A: I believe that Coppola made four films that most people would agree are important works of art: the aforementioned films of his from the 1970s — "The Godfather," "The Conversation," "The Godfather: Part II" and "Apocalypse Now." However, he is not alone among many directors during the Hollywood Renaissance (1967-1980) who produced their best work during this decade. ... Coppola's other films fail to reach a level of achievement like his four 1970s films due to studio interference, budget issues, casting concerns or simply a lack of good judgment on Coppola’s part. 

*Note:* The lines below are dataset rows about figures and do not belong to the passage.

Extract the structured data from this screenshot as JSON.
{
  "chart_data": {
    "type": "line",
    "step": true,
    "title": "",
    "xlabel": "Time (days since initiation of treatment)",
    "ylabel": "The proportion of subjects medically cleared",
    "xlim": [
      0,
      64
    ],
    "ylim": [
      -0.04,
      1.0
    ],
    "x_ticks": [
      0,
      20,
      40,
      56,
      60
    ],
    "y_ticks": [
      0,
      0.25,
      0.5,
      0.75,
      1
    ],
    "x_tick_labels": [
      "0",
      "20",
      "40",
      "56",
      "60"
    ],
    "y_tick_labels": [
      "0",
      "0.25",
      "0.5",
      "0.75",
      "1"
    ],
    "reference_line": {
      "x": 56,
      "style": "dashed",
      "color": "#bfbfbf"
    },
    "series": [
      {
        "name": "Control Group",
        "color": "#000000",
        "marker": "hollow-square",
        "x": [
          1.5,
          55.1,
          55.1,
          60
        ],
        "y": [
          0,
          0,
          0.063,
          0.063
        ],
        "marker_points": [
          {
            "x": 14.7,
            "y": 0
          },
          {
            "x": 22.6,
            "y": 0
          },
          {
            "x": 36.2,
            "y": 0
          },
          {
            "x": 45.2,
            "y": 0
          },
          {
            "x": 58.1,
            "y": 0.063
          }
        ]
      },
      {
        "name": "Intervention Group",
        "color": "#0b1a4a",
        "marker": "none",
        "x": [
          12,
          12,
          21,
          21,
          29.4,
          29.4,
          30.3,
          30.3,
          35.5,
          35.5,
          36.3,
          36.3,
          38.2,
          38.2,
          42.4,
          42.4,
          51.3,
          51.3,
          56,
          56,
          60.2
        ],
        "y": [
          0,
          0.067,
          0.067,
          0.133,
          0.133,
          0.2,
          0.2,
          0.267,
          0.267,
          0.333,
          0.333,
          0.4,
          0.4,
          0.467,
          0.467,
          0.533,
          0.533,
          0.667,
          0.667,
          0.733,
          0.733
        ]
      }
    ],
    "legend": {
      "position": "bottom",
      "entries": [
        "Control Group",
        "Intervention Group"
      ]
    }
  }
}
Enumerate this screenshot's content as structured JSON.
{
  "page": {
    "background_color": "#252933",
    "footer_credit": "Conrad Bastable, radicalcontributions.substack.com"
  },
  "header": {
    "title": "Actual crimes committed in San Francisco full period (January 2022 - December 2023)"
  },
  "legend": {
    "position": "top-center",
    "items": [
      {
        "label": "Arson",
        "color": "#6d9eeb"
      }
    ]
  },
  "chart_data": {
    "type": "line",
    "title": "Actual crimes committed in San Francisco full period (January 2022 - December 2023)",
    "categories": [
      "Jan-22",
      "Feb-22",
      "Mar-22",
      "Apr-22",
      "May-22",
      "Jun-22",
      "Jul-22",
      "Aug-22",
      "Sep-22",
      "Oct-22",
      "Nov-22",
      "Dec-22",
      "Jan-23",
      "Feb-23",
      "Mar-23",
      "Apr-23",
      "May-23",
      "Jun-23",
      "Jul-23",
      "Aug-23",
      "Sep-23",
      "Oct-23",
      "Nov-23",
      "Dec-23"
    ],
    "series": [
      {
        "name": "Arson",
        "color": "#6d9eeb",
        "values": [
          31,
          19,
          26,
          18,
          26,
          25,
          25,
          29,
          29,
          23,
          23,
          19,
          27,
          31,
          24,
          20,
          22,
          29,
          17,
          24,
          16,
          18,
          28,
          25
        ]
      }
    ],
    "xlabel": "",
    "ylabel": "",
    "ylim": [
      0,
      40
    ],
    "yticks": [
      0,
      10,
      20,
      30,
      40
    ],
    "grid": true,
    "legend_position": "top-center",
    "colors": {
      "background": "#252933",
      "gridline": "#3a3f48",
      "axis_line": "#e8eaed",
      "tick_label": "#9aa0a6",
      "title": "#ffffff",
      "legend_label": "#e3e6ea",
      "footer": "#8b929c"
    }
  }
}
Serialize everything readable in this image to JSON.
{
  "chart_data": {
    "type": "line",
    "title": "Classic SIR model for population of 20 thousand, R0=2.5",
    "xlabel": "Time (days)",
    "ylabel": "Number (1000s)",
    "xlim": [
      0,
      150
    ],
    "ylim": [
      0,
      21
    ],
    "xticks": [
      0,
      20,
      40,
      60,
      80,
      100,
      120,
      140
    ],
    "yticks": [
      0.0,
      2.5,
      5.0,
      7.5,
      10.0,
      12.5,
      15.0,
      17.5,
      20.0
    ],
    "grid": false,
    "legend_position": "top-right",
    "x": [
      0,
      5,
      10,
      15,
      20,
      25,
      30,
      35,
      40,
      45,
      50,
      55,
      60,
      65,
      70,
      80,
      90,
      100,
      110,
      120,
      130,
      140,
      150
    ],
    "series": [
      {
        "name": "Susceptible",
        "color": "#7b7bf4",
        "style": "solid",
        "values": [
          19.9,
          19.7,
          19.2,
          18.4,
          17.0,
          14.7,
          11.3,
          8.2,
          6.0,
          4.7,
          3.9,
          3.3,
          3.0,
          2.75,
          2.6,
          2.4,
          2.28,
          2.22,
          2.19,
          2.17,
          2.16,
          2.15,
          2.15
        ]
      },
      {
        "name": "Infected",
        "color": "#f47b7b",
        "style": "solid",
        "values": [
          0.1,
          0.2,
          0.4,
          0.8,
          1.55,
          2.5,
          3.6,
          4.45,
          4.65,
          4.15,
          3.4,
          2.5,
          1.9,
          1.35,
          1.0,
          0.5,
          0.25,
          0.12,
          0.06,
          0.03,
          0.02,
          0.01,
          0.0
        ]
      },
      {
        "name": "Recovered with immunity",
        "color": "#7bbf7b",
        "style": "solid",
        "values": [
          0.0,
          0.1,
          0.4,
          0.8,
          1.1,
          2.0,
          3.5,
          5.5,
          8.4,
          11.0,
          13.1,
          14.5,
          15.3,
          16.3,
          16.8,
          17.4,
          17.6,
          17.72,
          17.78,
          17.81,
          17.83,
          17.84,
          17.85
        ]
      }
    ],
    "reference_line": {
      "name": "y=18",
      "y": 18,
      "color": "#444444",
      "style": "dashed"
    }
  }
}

If I had to choose one film from Coppola to round out the top five, it would be a film that featured him but was shot by another Coppola, his wife Eleanor. “Hearts of Darkness: A Filmmaker’s Apocalypse” is the documentary record of the production of “Apocalypse Now.” Also narrated by Eleanor, the film was pieced together by directors Fax Bahr and George Hickenlooper from Eleanor's behind-the-scenes footage and post-production interviews with the cast and crew. It is one of the most revealing accounts of a movie ever produced: a 238-day shoot filmed in the Philippines and beset by typhoons, a civil war and Martin Sheen’s heart attack. More so, “Hearts of Darkness” gives great insight into the man and artist that is Francis Coppola: at once genius and fool, visionary and megalomanic, alchemist and hustler. From utter chaos emerged a film of operatic proportions.